Infatti la gestione di un cliente si concretizza in un processo. Da sempre le case auto hanno istituito questi processi e, da sempre, affermo che anche il "gommista", deve dimostrare alla sua clientela che gestisce un processo, che non è rimasto indietro, anzi, ad esso aggiunge quello che le concessionarie non riescono a consegnare ai loro clienti: un rapporto personale e personalizzato.
Il processo di gestione del cliente si concretizza nelle seguenti fasi:
• Eventuale telefonata di informazione o di appuntamento.
• Accoglienza nel negozio.
• Ascolto delle richieste e controllo preliminare della vettura in merito alla situazione dei pneumatici.
• Preventivo ed ordine di lavoro.
• Gestione dell'attesa o della mobilità.
• Spiegazione del lavoro effettuato e del documento fiscale.
• Pagamento.
• Accompagnamento alla vettura e promemoria dei prossimi controlli per la sicurezza.

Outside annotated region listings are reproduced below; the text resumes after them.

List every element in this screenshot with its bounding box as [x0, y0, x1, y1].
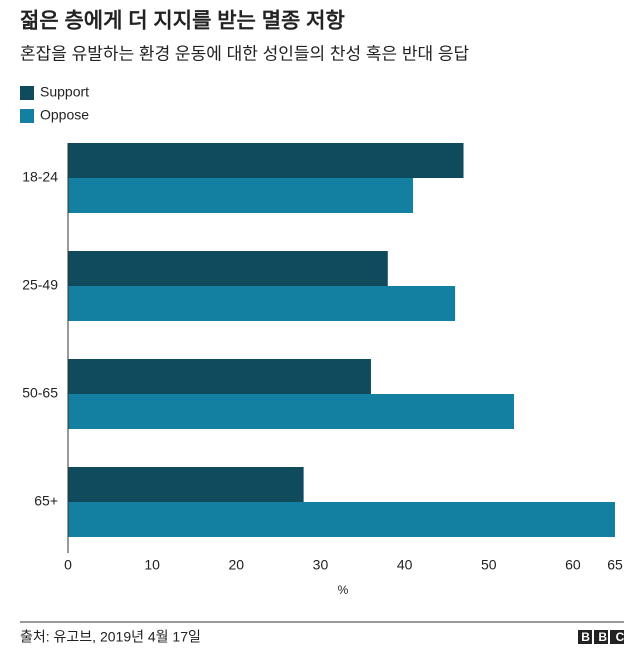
legend-label: Support	[40, 84, 89, 100]
logo-box	[594, 630, 608, 644]
bar	[68, 143, 464, 178]
bar	[68, 394, 515, 429]
logo-box	[610, 630, 624, 644]
bar	[68, 467, 304, 502]
bar	[68, 359, 371, 394]
logo-box	[578, 630, 592, 644]
x-tick-label: 60	[565, 557, 581, 573]
legend-label: Oppose	[40, 107, 89, 123]
bar	[68, 251, 388, 286]
bar	[68, 502, 615, 537]
source: 출처: 유고브, 2019년 4월 17일	[20, 629, 201, 645]
bar	[68, 286, 456, 321]
y-tick-label: 18-24	[22, 169, 58, 185]
y-tick-label: 50-65	[22, 385, 58, 401]
logo-text: BBC	[581, 630, 633, 644]
y-tick-label: 25-49	[22, 277, 58, 293]
legend-swatch	[20, 86, 34, 100]
x-tick-label: 50	[481, 557, 497, 573]
x-tick-label: 30	[313, 557, 329, 573]
chart-title: 젊은 층에게 더 지지를 받는 멸종 저항	[20, 9, 345, 33]
legend-swatch	[20, 109, 34, 123]
x-tick-label: 0	[64, 557, 72, 573]
chart-subtitle: 혼잡을 유발하는 환경 운동에 대한 성인들의 찬성 혹은 반대 응답	[20, 44, 470, 63]
x-axis-label: %	[338, 583, 349, 597]
y-tick-label: 65+	[34, 493, 58, 509]
bar	[68, 178, 414, 213]
x-tick-label: 40	[397, 557, 413, 573]
x-tick-label: 65	[607, 557, 623, 573]
logo: BBC	[578, 630, 633, 644]
x-tick-label: 20	[229, 557, 245, 573]
x-tick-label: 10	[144, 557, 160, 573]
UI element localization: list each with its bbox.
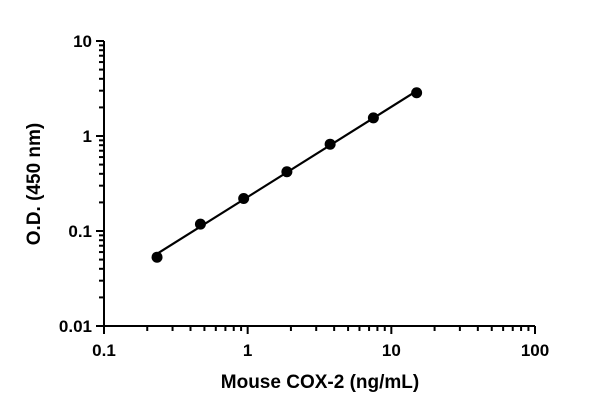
y-axis-title: O.D. (450 nm) bbox=[24, 123, 45, 245]
data-point bbox=[281, 166, 293, 178]
y-tick-label: 0.01 bbox=[59, 317, 92, 336]
data-points bbox=[151, 87, 423, 263]
axes bbox=[103, 41, 535, 327]
x-tick-label: 0.1 bbox=[92, 341, 116, 360]
data-point bbox=[238, 192, 250, 204]
x-tick-label: 1 bbox=[243, 341, 252, 360]
data-point bbox=[151, 251, 163, 263]
data-point bbox=[194, 218, 206, 230]
x-axis-title: Mouse COX-2 (ng/mL) bbox=[221, 372, 419, 393]
y-tick-label: 10 bbox=[73, 32, 92, 51]
x-tick-label: 100 bbox=[521, 341, 549, 360]
y-tick-label: 1 bbox=[83, 127, 92, 146]
data-point bbox=[411, 87, 423, 99]
data-point bbox=[367, 112, 379, 124]
y-tick-label: 0.1 bbox=[68, 222, 92, 241]
data-point bbox=[324, 138, 336, 150]
x-tick-label: 10 bbox=[382, 341, 401, 360]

• Follow up telefonici e richiami nel tempo.
Questo processo non è stato inventato a tavolino, è semplicemente l'analisi di come si comporta un cliente durante un suo normale processo di acquisto di pneumatici e contemporaneamente di come vorrebbe essere trattato dal suo fornitore di fiducia.
Quindi, in queste fasi chi opera con il cliente, nei diversi momenti, deve tener conto che non solo "certe cose devono essere fatte", ma soprattutto di come si devono fare le proprie attività di gestione.
Mentre il "cosa si fa" dimostra attenzione, professionalità, coerenza a tutto il mondo dell'auto e dell'autoriparazione, il "come si fa" consente di trasferire quel valore che il cliente si porta a casa, dopo aver pagato il prezzo.
Mentre alcune fasi del processo sono naturali a tutti gli operatori del settore, altre si dimostrano normalmente carenti o deboli. Talvolta solo la reciproca conoscenza con il cliente, solo l'abitudine, la vicinanza o semplicemente la comodità, garantiscono ancora una qualità insufficiente nel come. In questi casi è certo che il cliente non farà passaparola positivo. Tornerà quando fa comodo e basta.
Del resto, lo stesso prodotto e più o meno lo stesso prezzo si trova ovunque, non fa la differenza. Il vantaggio competitivo e differenziale lo creano solo le persone di ConTatto, il front office, coloro che gestiscono la relazione con il cliente. Quelli che stanno al fronte, in prima linea, quelli che hanno qualità, e la dimostrano.
Del resto, i concorrenti cosa offrono di diverso dagli altri. Non è forse vero che le differenze si percepiscono poco da parte dei clienti, se non per le relazioni e la qualità delle stesse. Allora se le relazioni di contatto sono di qualità e c'è qualità anche nel processo, forse si riesce a fare bingo!
Quello che i prossimi articoli presenteranno sono, fase per fase le "cose da fare" e suggerimenti di "come farle".